“Saya masih berusaha minta lagi ke Kementerian Perhubungan, mudah-mudahan bisa. Kalau dapat, separuhnya saja berarti saving duitnya ada buat kegiatan lain,” kata Sadewo.
Selain mengupayakan subsidi pemerintah pusat, Pemkab Banyumas juga mengkaji kemungkinan penyesuaian tarif. Tarif yang diwacanakan maksimal Rp5.000 untuk penumpang umum dan Rp3.000 bagi pelajar.
Pemkab juga mempertimbangkan pemanfaatan badan bus sebagai media iklan untuk menambah sumber pendapatan. Rencana tersebut masih dikaji, termasuk mengenai ketentuan materi iklan yang dapat ditampilkan.

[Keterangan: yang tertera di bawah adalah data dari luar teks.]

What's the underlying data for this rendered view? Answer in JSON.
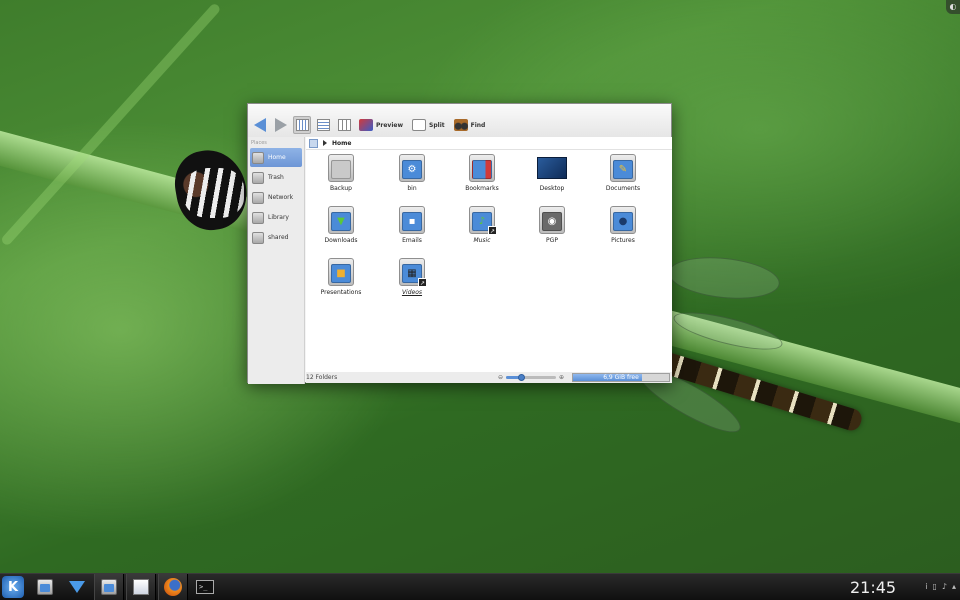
{
  "corner_icon": "plasma-cashew-icon",
  "toolbar": {
    "back_icon": "back-arrow-icon",
    "forward_icon": "forward-arrow-icon",
    "preview_label": "Preview",
    "split_label": "Split",
    "find_label": "Find"
  },
  "places": {
    "title": "Places",
    "items": [
      {
        "label": "Home",
        "active": true
      },
      {
        "label": "Trash",
        "active": false
      },
      {
        "label": "Network",
        "active": false
      },
      {
        "label": "Library",
        "active": false
      },
      {
        "label": "shared",
        "active": false
      }
    ]
  },
  "breadcrumb": {
    "location": "Home"
  },
  "files": [
    {
      "label": "Backup",
      "style": "normal"
    },
    {
      "label": "bin",
      "style": "normal"
    },
    {
      "label": "Bookmarks",
      "style": "normal"
    },
    {
      "label": "Desktop",
      "style": "normal"
    },
    {
      "label": "Documents",
      "style": "normal"
    },
    {
      "label": "Downloads",
      "style": "normal"
    },
    {
      "label": "Emails",
      "style": "normal"
    },
    {
      "label": "Music",
      "style": "italic"
    },
    {
      "label": "PGP",
      "style": "normal"
    },
    {
      "label": "Pictures",
      "style": "normal"
    },
    {
      "label": "Presentations",
      "style": "normal"
    },
    {
      "label": "Videos",
      "style": "link"
    }
  ],
  "status": {
    "folder_count": "12 Folders",
    "zoom_level": 0.3,
    "free_space_text": "6,9 GiB free",
    "free_space_used_fraction": 0.72
  },
  "taskbar": {
    "launcher_glyph": "K",
    "terminal_glyph": ">_",
    "clock": "21:45"
  },
  "colors": {
    "accent": "#5a8fd6",
    "desktop_green": "#3f7d2c"
  }
}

Di sisi lain, pemerintah daerah membuka peluang menambah armada Trans Banyumas secara bertahap dengan bus listrik. Namun, harga satu unit bus listrik yang diperkirakan mencapai Rp3,5 miliar, di luar biaya pembangunan infrastrukturnya, membuat rencana tersebut masih harus melalui kajian lebih lanjut.
Sadewo menegaskan Pemkab Banyumas akan terus mencari berbagai sumber pembiayaan agar keberlanjutan layanan Trans Banyumas dapat terjamin tanpa sepenuhnya bergantung pada APBD.

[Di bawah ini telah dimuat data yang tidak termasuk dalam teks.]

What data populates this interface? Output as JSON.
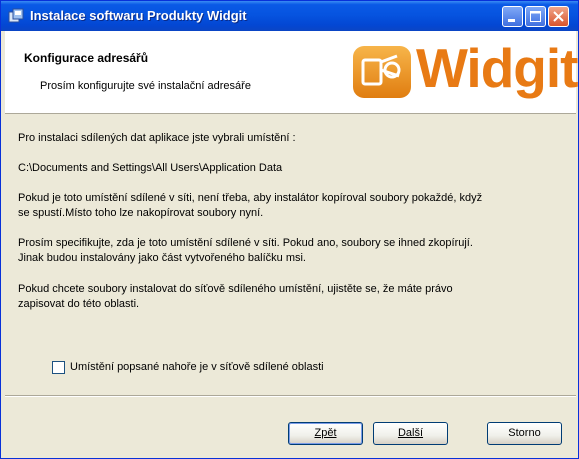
{
  "window": {
    "title": "Instalace softwaru Produkty Widgit"
  },
  "header": {
    "title": "Konfigurace adresářů",
    "subtitle": "Prosím konfigurujte své instalační adresáře",
    "logo_text": "Widgit"
  },
  "content": {
    "para1": "Pro instalaci sdílených dat aplikace jste vybrali umístění :",
    "path": "C:\\Documents and Settings\\All Users\\Application Data",
    "para3_line1": "Pokud je toto umístění sdílené v síti, není třeba, aby instalátor kopíroval soubory pokaždé, když",
    "para3_line2": "se spustí.Místo toho lze nakopírovat soubory nyní.",
    "para4_line1": " Prosím specifikujte, zda je toto umístění sdílené v síti. Pokud ano, soubory se ihned zkopírují.",
    "para4_line2": "Jinak budou instalovány jako část vytvořeného balíčku msi.",
    "para5_line1": " Pokud chcete soubory instalovat do síťově sdíleného umístění, ujistěte se, že máte právo",
    "para5_line2": "zapisovat do této oblasti.",
    "checkbox_label": "Umístění popsané nahoře je v síťově sdílené oblasti",
    "checkbox_checked": false
  },
  "buttons": {
    "back": "Zpět",
    "next": "Další",
    "cancel": "Storno"
  }
}
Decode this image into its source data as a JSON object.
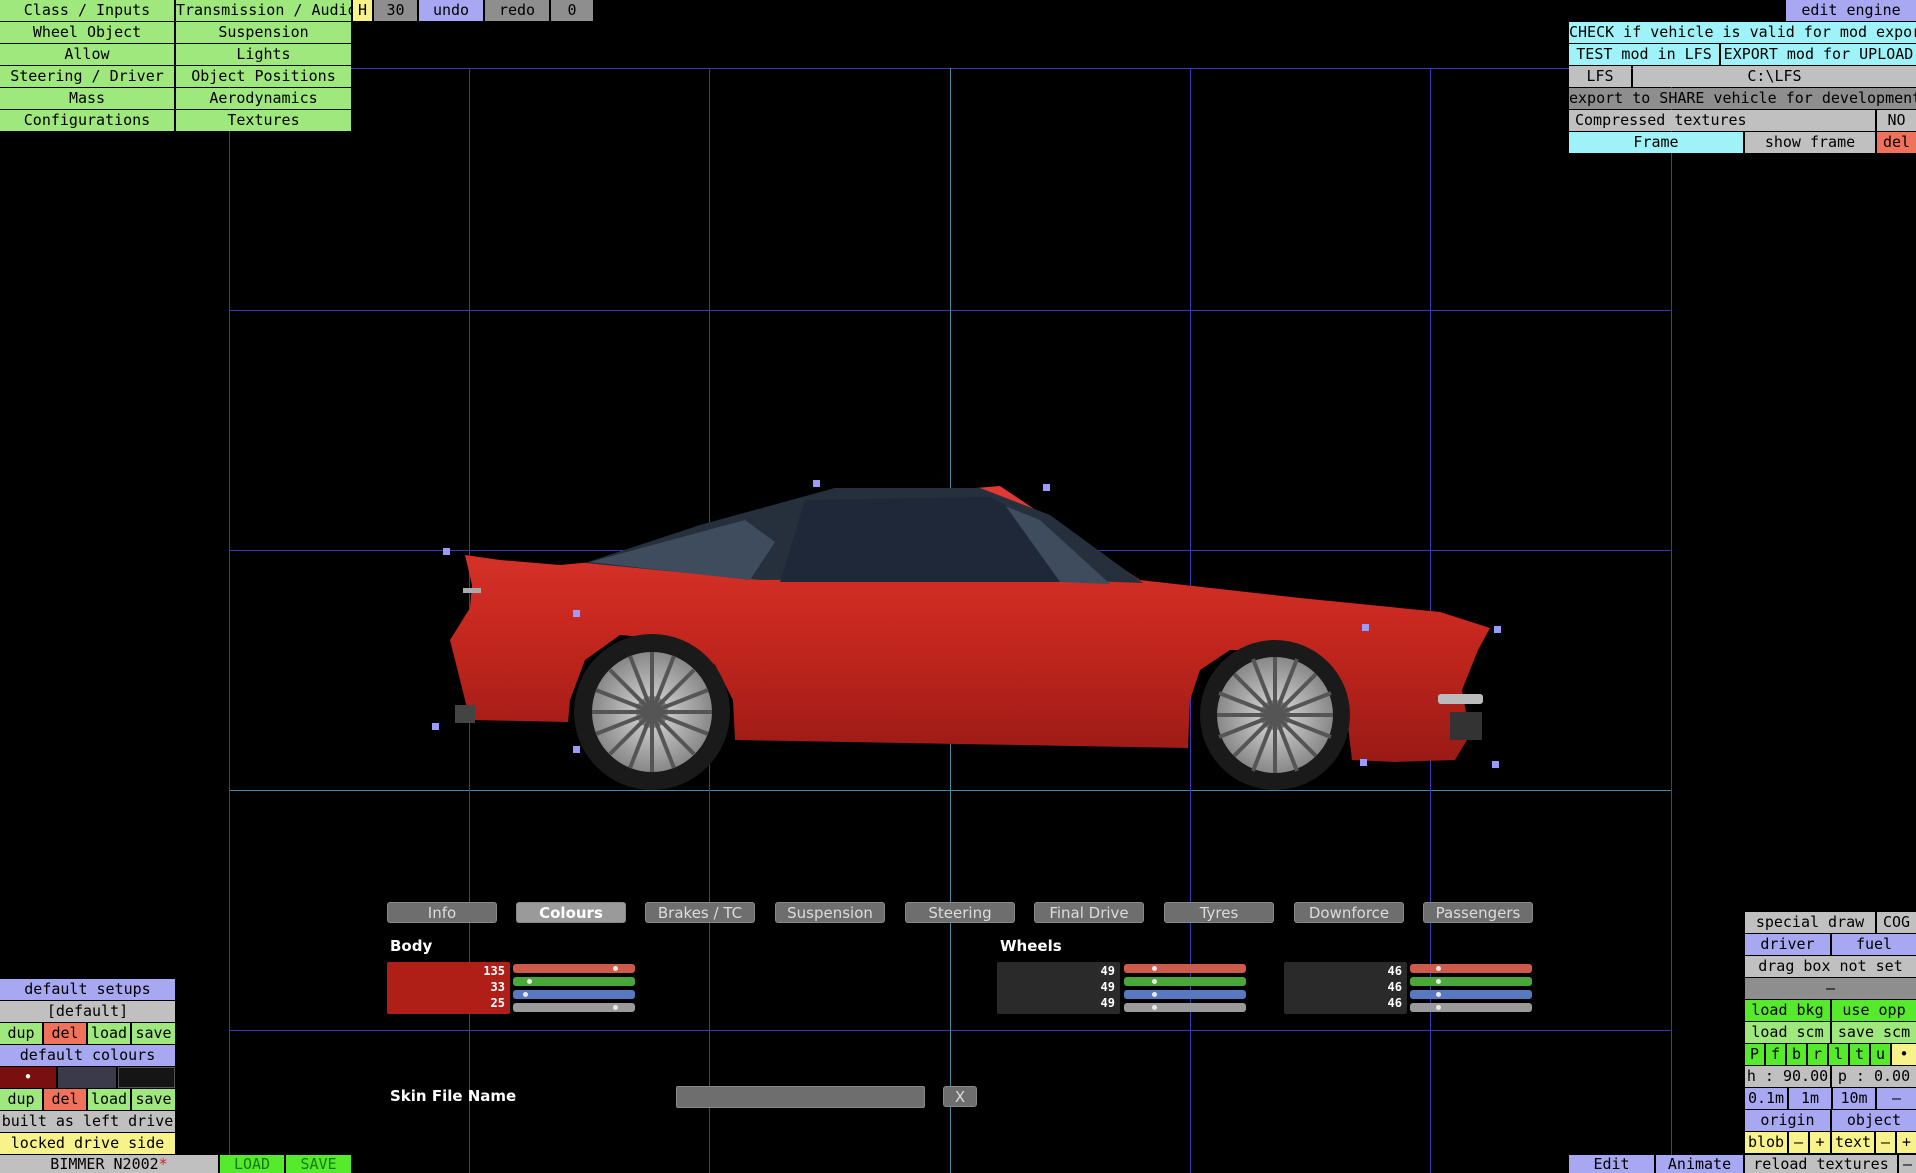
{
  "top_menu": {
    "left_col": [
      "Class / Inputs",
      "Wheel Object",
      "Allow",
      "Steering / Driver",
      "Mass",
      "Configurations"
    ],
    "right_col": [
      "Transmission / Audio",
      "Suspension",
      "Lights",
      "Object Positions",
      "Aerodynamics",
      "Textures"
    ]
  },
  "top_toolbar": {
    "h": "H",
    "step": "30",
    "undo": "undo",
    "redo": "redo",
    "count": "0"
  },
  "right_panel": {
    "edit_engine": "edit engine",
    "check": "CHECK if vehicle is valid for mod export",
    "test": "TEST mod in LFS",
    "export_upload": "EXPORT mod for UPLOAD",
    "lfs": "LFS",
    "path": "C:\\LFS",
    "share": "export to SHARE vehicle for development",
    "compressed_label": "Compressed textures",
    "compressed_value": "NO",
    "frame": "Frame",
    "show_frame": "show frame",
    "del": "del"
  },
  "tabs": [
    "Info",
    "Colours",
    "Brakes / TC",
    "Suspension",
    "Steering",
    "Final Drive",
    "Tyres",
    "Downforce",
    "Passengers"
  ],
  "selected_tab": "Colours",
  "colours": {
    "body_label": "Body",
    "body_rgb": [
      "135",
      "33",
      "25"
    ],
    "body_color": "#87211a",
    "wheels_label": "Wheels",
    "wheels1_rgb": [
      "49",
      "49",
      "49"
    ],
    "wheels2_rgb": [
      "46",
      "46",
      "46"
    ]
  },
  "skin": {
    "label": "Skin File Name",
    "value": "",
    "clear": "X"
  },
  "left_panel": {
    "default_setups": "default setups",
    "default_name": "[default]",
    "dup": "dup",
    "del": "del",
    "load": "load",
    "save": "save",
    "default_colours": "default colours",
    "swatch_dot": "•",
    "built_left": "built as left drive",
    "locked_side": "locked drive side"
  },
  "status_bar": {
    "vehicle": "BIMMER N2002",
    "modified": "*",
    "load": "LOAD",
    "save": "SAVE"
  },
  "right_tools": {
    "special_draw": "special draw",
    "cog": "COG",
    "driver": "driver",
    "fuel": "fuel",
    "drag_box": "drag box not set",
    "dash": "–",
    "load_bkg": "load bkg",
    "use_opp": "use opp",
    "load_scm": "load scm",
    "save_scm": "save scm",
    "letters": [
      "P",
      "f",
      "b",
      "r",
      "l",
      "t",
      "u",
      "•"
    ],
    "heading": "h : 90.00",
    "pitch": "p : 0.00",
    "step1": "0.1m",
    "step2": "1m",
    "step3": "10m",
    "minus": "–",
    "origin": "origin",
    "object": "object",
    "blob": "blob",
    "text": "text",
    "plus": "+",
    "edit": "Edit",
    "animate": "Animate",
    "reload": "reload textures"
  }
}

Trans Banyumas sementara berhenti beroperasi sejak Minggu (30/8/2026) menyusul perubahan skema pembiayaan dari APBN ke APBD. Pemerintah daerah kini mengejar penyelesaian proses penganggaran agar layanan tersebut dapat kembali melayani masyarakat sesuai target pada 18 September 2026.